I speak from direct experience, having served a significant amount of time in the Nevada Department of Corrections. My road to rehabilitation and my now happy and productive life outside of the system was made possible in part by the support of people who cared about me and ensured I had access to the items I needed. This is not the first time the funds of incarcerated people have been garnished without notice. I have seen my funds drained and felt firsthand the guilt, sadness and anger that comes as a result of this practice. It did not serve me or my fellow prisoners, it was at best a hindrance to our progress in the system. Finding out about this new policy has hit home and I felt the need to explain in some detail its negative ramifications.

During this global pandemic, loved ones are undoubtedly sending in more money than normal to ensure their people on the inside have access to food, allowing them to avoid crowded chow halls, and extra soap to protect them from this deadly coronavirus. The newly announced policy of taking some 80 percent of monies sent into incarcerated men and women will have a devastating impact on both families and the incarcerated.

I urge the Advisory Committee on the Administration of Justice, the Board of Prison Commissioners, or the Nevada Department of Corrections to end this practice immediately and seek a legislative solution that works for both victims of crime and the families of the incarcerated.  

We know that poverty is a major driver of crime rates and that families who have lost income due to a loved one’s incarceration often find themselves in difficult financial situations. Many households become single parent households due to a parent’s incarceration. Now these families are not only being asked to make sacrifices in order to send money to their loved ones, they are being asked to pay their loved one’s restitution. While ensuring victims of crime receive compensation is an important part of our justice system, it is unfair to place this burden on families and friends who are guilty of no crime.

The money that families and friends send is not a gift but financial support for a loved one, who at best can earn a few dollars a day. This money comes from mothers, fathers, husbands, wives, and the children of the incarcerated, they earn it. They chose to spend it in a way that will bring a slight amount of comfort and normalcy to their loved one. It is clear that the Nevada Department of Corrections failed to take the mental and emotional wellbeing of families into account when instituting this policy.
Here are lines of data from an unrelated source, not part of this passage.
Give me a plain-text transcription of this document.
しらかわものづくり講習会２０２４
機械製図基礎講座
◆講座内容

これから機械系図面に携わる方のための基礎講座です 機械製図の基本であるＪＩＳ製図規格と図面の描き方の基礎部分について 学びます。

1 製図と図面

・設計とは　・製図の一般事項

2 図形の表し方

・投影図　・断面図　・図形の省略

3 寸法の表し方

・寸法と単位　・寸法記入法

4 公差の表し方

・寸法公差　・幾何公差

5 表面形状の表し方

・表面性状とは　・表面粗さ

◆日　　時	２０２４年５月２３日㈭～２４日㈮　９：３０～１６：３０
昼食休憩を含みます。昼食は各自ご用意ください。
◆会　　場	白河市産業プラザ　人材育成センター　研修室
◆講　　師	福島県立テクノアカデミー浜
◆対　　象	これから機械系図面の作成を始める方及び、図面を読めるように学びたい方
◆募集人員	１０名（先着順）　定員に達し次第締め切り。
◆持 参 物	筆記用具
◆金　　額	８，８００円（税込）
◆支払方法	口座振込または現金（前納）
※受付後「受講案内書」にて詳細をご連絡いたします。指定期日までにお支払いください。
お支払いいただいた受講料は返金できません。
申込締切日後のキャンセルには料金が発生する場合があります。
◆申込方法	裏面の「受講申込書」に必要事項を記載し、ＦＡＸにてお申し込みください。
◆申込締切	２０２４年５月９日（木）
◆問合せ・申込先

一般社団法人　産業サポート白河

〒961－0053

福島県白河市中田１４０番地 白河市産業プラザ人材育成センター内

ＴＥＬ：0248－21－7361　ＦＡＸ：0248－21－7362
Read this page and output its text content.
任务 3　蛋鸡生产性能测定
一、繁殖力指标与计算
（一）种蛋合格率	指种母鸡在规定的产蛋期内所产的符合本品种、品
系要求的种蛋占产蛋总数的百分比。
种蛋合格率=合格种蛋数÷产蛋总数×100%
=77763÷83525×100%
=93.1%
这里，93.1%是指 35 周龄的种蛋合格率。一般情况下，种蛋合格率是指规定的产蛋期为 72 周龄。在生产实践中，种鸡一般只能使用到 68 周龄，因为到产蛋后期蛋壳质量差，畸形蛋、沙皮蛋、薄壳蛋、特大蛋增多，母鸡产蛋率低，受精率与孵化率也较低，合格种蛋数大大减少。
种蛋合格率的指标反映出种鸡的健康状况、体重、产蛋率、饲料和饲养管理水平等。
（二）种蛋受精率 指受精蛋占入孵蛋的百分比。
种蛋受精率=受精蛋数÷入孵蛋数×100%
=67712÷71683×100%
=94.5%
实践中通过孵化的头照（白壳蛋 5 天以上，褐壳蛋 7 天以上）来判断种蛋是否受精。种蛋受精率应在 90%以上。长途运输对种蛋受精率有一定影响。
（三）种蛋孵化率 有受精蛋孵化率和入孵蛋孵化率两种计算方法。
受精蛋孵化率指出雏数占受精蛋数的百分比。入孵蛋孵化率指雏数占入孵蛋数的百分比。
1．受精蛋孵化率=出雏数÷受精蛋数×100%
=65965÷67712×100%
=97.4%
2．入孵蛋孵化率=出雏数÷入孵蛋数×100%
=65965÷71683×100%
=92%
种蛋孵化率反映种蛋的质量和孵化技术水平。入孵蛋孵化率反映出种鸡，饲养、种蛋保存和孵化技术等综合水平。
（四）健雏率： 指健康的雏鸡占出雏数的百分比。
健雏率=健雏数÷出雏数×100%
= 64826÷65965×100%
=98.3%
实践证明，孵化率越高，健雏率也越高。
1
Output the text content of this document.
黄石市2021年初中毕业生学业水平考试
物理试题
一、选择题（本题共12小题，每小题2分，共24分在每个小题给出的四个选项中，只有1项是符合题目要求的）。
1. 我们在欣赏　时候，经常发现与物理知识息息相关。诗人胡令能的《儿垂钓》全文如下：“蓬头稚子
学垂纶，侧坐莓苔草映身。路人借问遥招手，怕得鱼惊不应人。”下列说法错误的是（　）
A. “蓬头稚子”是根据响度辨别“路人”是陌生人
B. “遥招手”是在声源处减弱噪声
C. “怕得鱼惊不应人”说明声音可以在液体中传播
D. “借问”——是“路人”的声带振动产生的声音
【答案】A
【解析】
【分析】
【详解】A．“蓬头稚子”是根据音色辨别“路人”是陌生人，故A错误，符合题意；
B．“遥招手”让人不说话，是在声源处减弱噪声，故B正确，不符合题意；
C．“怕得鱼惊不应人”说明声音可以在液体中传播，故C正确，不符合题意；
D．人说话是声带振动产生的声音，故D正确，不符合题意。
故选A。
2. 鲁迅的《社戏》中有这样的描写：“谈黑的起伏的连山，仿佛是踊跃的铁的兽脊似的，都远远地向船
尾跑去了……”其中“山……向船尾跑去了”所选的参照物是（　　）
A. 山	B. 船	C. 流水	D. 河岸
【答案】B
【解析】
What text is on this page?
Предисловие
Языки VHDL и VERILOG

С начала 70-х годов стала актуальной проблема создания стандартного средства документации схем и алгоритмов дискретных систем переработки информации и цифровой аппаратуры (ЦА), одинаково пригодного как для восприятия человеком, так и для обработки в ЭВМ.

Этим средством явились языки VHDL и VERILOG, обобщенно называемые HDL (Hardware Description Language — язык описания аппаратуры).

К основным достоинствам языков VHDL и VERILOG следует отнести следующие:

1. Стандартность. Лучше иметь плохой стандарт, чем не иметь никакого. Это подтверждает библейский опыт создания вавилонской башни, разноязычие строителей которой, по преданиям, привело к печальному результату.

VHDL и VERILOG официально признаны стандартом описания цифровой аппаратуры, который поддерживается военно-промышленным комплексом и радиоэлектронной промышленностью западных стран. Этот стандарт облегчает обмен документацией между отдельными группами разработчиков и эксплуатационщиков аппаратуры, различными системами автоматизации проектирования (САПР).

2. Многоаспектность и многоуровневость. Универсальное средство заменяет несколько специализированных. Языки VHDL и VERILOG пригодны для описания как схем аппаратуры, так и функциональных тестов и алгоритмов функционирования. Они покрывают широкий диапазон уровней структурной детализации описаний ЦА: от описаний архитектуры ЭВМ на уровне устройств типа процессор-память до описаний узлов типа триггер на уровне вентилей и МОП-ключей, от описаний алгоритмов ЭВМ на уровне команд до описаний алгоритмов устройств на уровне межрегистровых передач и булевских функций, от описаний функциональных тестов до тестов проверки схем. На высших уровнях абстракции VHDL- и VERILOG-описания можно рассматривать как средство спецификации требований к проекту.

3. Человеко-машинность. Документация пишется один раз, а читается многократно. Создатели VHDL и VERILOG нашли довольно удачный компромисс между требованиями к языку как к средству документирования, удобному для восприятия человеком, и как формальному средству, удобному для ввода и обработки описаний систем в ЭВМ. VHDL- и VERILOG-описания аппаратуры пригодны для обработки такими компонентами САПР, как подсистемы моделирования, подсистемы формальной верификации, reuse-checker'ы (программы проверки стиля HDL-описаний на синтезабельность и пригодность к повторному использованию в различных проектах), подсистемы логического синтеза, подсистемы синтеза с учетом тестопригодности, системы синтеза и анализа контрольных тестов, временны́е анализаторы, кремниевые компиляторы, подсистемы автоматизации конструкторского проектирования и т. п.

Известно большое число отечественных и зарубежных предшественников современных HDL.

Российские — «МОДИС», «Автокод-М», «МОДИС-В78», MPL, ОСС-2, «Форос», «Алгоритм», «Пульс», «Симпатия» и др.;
The family unit is often made fragile by incarceration, and this policy will only increase that fragility.

The devastating consequences to the families of the incarcerated can not be ignored, but the impact doesn’t stop there. This policy has the potential of creating an unsafe environment within Nevada’s prisons as well. Not all incarcerated individuals owe restitution, which will create an unbalanced power dynamic that could lead to extortion or worse. Particularly at risk are mentally ill inmates who may be pressured to receive funds intended for another prisoner, which is a rule violation that carries its own consequences. The unfortunate truth inside prison is that bad actors both incarcerated and employed by NDOC have a history of taking advantage of situations like the one created by this policy.

Many incarcerated people affected by this policy will demand their loved ones stop sending money and become indigent and fully dependent on the system. It has been my experience that prisoners who lose their sense of independence and rely solely on the state for three squares and a cot are the least susceptible to rehabilitation and often the most likely to break rules and engage in violence or gang. A strong tie to one’s family is one of the most powerful drivers of good behavior in prison.     

This new policy will generate a moderate amount of money for victims at best. What it will do is damage family ties and create indigent prisoners who rely heavily on the system. This does not bode well for the successful reentry to society for incarcerated persons. When we prioritize money over maintaining strong family ties and rehabilitation, it is not only those directly impacted who suffer, but also the communities to which these incarcerated men and women will return.   

Richard L. Carmichael works as a consultant in Reno. As a formerly incarcerated individual, he is deeply passionate about prison and rehabilitation issues and criminal justice reform.